Tasks scheduling and finding an optimum sequence of operations for both human and robot to work together have a direct effect on the process efficiency. Therefore, in this work, finding an optimum solution by which human and robot could be able to collaborate efficiently is explored. In addition, the remanufacturability of a component is considered an important factor to make the disassembly process profitable economically.

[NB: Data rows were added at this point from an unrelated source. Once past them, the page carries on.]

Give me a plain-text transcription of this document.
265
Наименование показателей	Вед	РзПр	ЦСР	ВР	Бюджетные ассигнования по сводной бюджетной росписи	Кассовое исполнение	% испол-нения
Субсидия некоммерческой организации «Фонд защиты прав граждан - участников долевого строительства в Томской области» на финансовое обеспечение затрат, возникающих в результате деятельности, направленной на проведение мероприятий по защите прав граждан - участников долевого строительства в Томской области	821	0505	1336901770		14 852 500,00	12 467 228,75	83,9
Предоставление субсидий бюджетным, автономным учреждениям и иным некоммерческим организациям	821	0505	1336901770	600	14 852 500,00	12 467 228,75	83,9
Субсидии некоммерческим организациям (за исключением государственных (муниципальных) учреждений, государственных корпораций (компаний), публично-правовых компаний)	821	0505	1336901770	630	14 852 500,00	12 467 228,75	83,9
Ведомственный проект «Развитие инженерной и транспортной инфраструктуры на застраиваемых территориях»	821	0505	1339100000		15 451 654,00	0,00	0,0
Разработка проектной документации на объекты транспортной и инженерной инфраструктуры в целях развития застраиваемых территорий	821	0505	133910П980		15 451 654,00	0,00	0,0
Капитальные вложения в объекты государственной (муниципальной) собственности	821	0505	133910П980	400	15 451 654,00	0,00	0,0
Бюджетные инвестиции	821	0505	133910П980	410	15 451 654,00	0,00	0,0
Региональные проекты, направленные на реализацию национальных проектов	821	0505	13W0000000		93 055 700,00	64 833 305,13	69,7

The contribution of the present work is threefold. First, a new quantitative scoring algorithm is proposed to evaluate each disassembly operation task quantitatively. This, score-based evaluation, is employed to classify and allocate a disassembly task to human or robot. Secondly, for the first time, the remanufacturability factor is considered for human-robot collaboration task optimisation. The Remanufacturability of a component is an important parameter that determines the profit of the entire process. Finally, the classification and allocation of a disassembly task using score-based evaluation are evaluated based on empirical experiments using a collaborative robot, and results are used to validate the proposed method.

Therefore, in this research first, new remanufacturability parameters are defined to select targeted components. Then, the principles of human-robot collaboration and its characteristics are defined and analysed. The operation tasks are classified based on newly defined parameters for human-robot collaboration and the disassembly problem is mathematically presented. Genetic algorithm is employed and modified to search the solution domain for a near-optimal solution. Finally, the proposed method is examined on the real automotive component to validate and test its efficiency.